In response to the Parkland, Florida school shooting that left 17 people dead, Cameron Kasky, a student at Marjory Stoneman Douglas High School, announced the formation of a new group called “March for Our Lives.” The goal of the group is to host a march primarily in Washington, D.C., but with offshoots across the country, demanding gun control.
The event has been called a “grassroots movement” organized by students concerned about gun violence, and their mission statement directly states that the organization is “created by, inspired by, and led by students across the country”. But after digging a little bit deeper into their website, doubt is cast on that statement, and instead shows that the group is receiving immense support from much more established anti-gun movements, who may have a larger influence than is being let on.
The event, which has received nearly $3 million in funding on the crowdfunding website GoFundMe, is also lined up to receive massive support from the gun control group Everytown for Gun Safety, which is largely funded by former New York City Mayor Michael Bloomberg. Everytown for Gun Safety has pledged to spend $2.5 million supporting marches like it.
But it’s not just money that the massive gun control group is bringing to the so-called “student-run” movement. The Bloomberg-run gun control group is also providing support, both monetary and organizational to sister-marches across the country that are supported by the March for Our Lives organization.
On the March for Our Lives Website, the only direct mentions of Everytown for Gun Safety take place on the FAQ page, where the group is mentioned four times. In the FAQs, it is laid out that Everytown for Gun Safety is offering a $5,000 grant to mitigate the costs of qualifying sister marches outside of Washington, D.C, and stated that the group will help with coordination efforts for those marches.
But with a little bit more digging, a stronger connection between the two groups is found. On the page where students can go to get their event listed on the March for Our Lives website, there is a handy link that goes to an “Event Toolkit.” The Event Toolkit has March for Our Lives branding, and is hosted on the Everytown for Gun Safety website. Despite that, there is no mention of Everytown for Gun Safety in the document. There is a link purported to display potential coalition partners, but it goes to a protected Google Drive link.
The document lays out advice on hosting the event, from determining roles for local organizers, to recruiting speakers, including local elected officials, and getting press attention.

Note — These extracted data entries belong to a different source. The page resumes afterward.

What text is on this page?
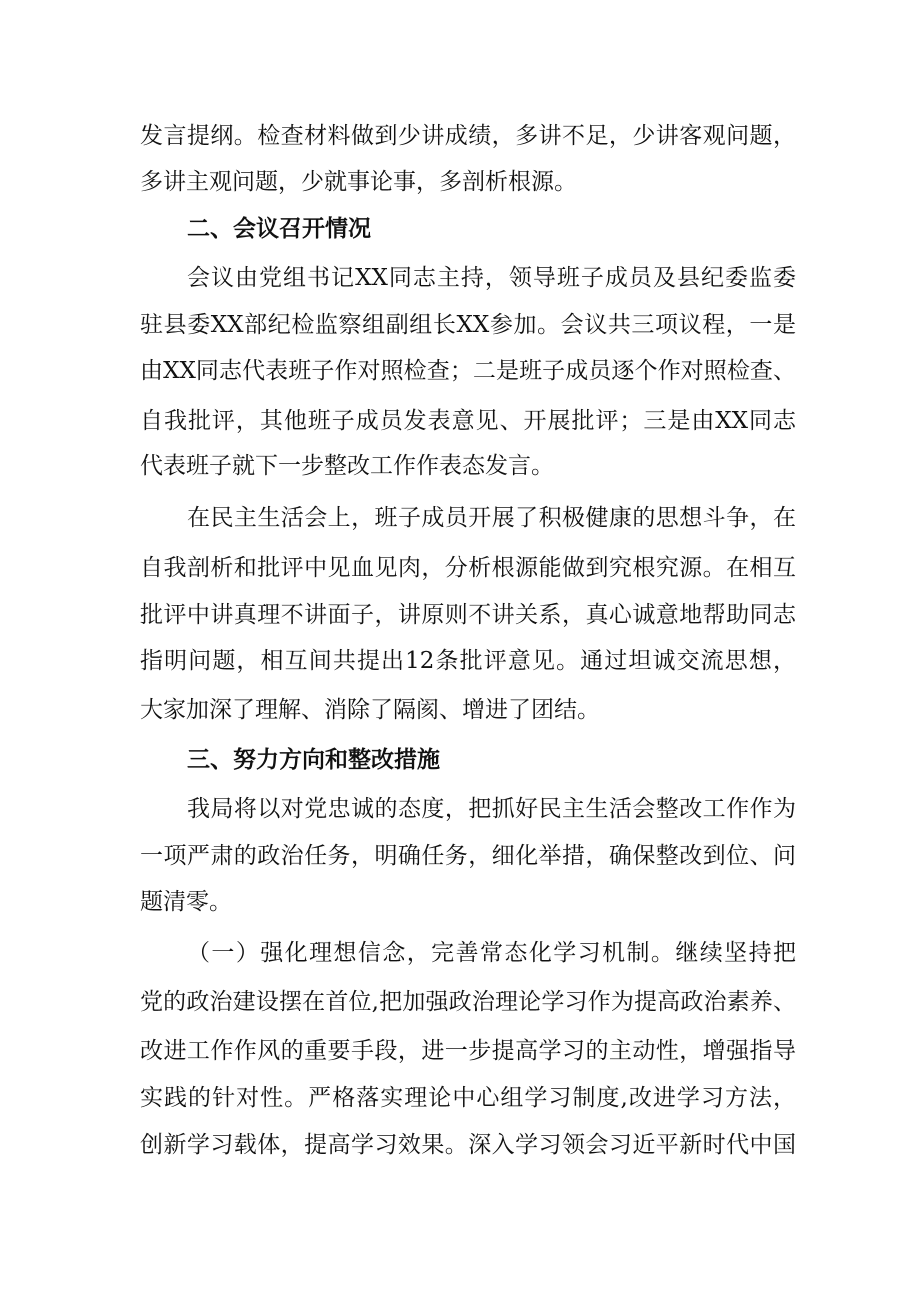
发言提纲。检查材料做到少讲成绩，多讲不足，少讲客观问题，
多讲主观问题，少就事论事，多剖析根源。
二、会议召开情况
会议由党组书记XX同志主持，领导班子成员及县纪委监委
驻县委XX部纪检监察组副组长XX参加。会议共三项议程，一是
由XX同志代表班子作对照检查；二是班子成员逐个作对照检查、
自我批评，其他班子成员发表意见、开展批评；三是由XX同志
代表班子就下一步整改工作作表态发言。
在民主生活会上，班子成员开展了积极健康的思想斗争，在
自我剖析和批评中见血见肉，分析根源能做到究根究源。在相互
批评中讲真理不讲面子，讲原则不讲关系，真心诚意地帮助同志
指明问题，相互间共提出12条批评意见。通过坦诚交流思想，
大家加深了理解、消除了隔阂、增进了团结。
三、努力方向和整改措施
我局将以对党忠诚的态度，把抓好民主生活会整改工作作为
一项严肃的政治任务，明确任务，细化举措，确保整改到位、问
题清零。
（一）强化理想信念，完善常态化学习机制。继续坚持把
党的政治建设摆在首位,把加强政治理论学习作为提高政治素养、
改进工作作风的重要手段，进一步提高学习的主动性，增强指导
实践的针对性。严格落实理论中心组学习制度,改进学习方法，
创新学习载体，提高学习效果。深入学习领会习近平新时代中国
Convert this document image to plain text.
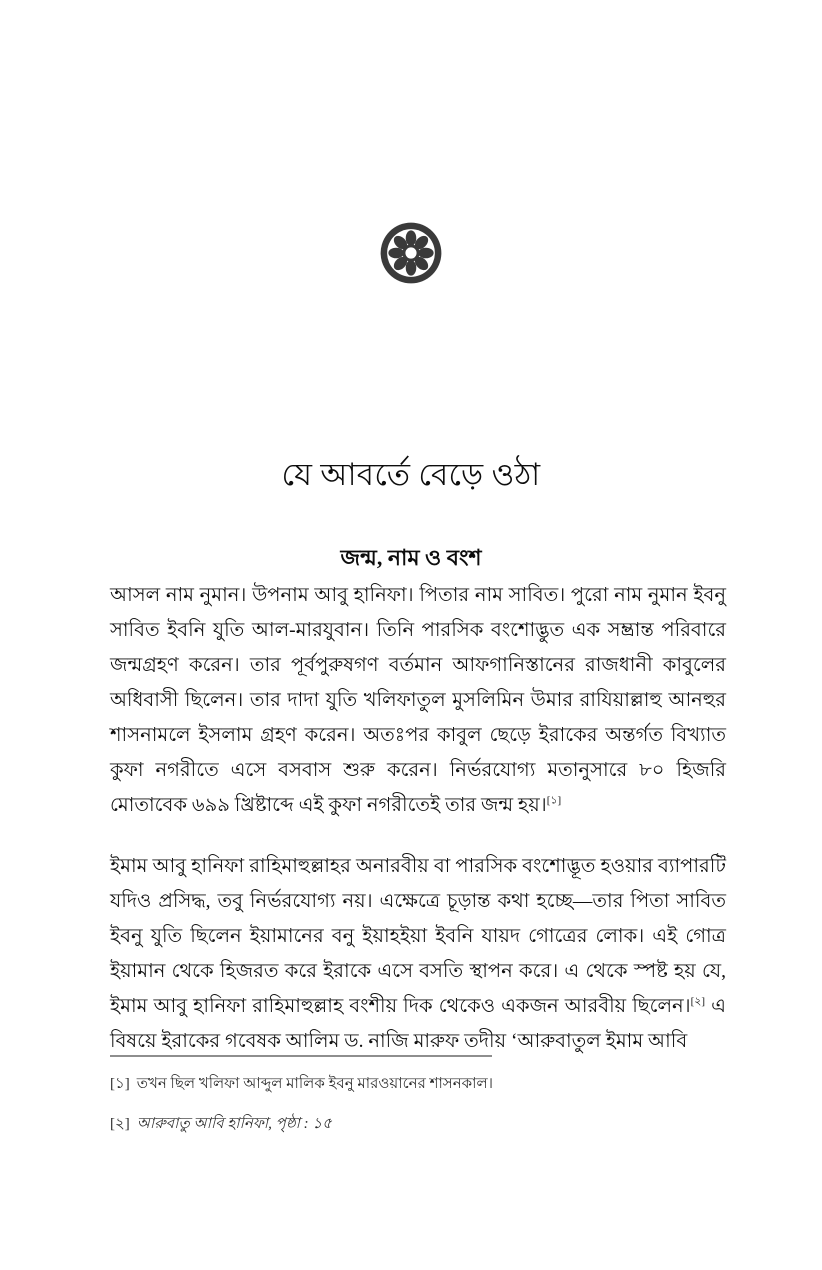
যে আবর্তে বেড়ে ওঠা
জন্ম, নাম ও বংশ

আসল নাম নুমান। উপনাম আবু হানিফা। পিতার নাম সাবিত। পুরো নাম নুমান ইবনু সাবিত ইবনি যুতি আল-মারযুবান। তিনি পারসিক বংশোদ্ভুত এক সম্ভ্রান্ত পরিবারে জন্মগ্রহণ করেন। তার পূর্বপুরুষগণ বর্তমান আফগানিস্তানের রাজধানী কাবুলের অধিবাসী ছিলেন। তার দাদা যুতি খলিফাতুল মুসলিমিন উমার রাযিয়াল্লাহু আনহুর শাসনামলে ইসলাম গ্রহণ করেন। অতঃপর কাবুল ছেড়ে ইরাকের অন্তর্গত বিখ্যাত কুফা নগরীতে এসে বসবাস শুরু করেন। নির্ভরযোগ্য মতানুসারে ৮০ হিজরি মোতাবেক ৬৯৯ খ্রিষ্টাব্দে এই কুফা নগরীতেই তার জন্ম হয়।[১]

ইমাম আবু হানিফা রাহিমাহুল্লাহর অনারবীয় বা পারসিক বংশোদ্ভূত হওয়ার ব্যাপারটি যদিও প্রসিদ্ধ, তবু নির্ভরযোগ্য নয়। এক্ষেত্রে চূড়ান্ত কথা হচ্ছে—তার পিতা সাবিত ইবনু যুতি ছিলেন ইয়ামানের বনু ইয়াহইয়া ইবনি যায়দ গোত্রের লোক। এই গোত্র ইয়ামান থেকে হিজরত করে ইরাকে এসে বসতি স্থাপন করে। এ থেকে স্পষ্ট হয় যে, ইমাম আবু হানিফা রাহিমাহুল্লাহ বংশীয় দিক থেকেও একজন আরবীয় ছিলেন।[২] এ বিষয়ে ইরাকের গবেষক আলিম ড. নাজি মারুফ তদীয় ‘আরুবাতুল ইমাম আবি

[১] তখন ছিল খলিফা আব্দুল মালিক ইবনু মারওয়ানের শাসনকাল।
[২] আরুবাতু আবি হানিফা, পৃষ্ঠা : ১৫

It is unclear if the document was produced by March for Our Lives, or Everytown for Gun Safety, but the link being hosted on the Everytown website casts doubt on any illusion of it being produced by students. It opens up many questions about the influence of more organized gun control activists in the organization.
If more established activists are heavily involved, it also presents the question of whether they actually want to gain credit for these events, or if they want to keep the illusion of them being student-run.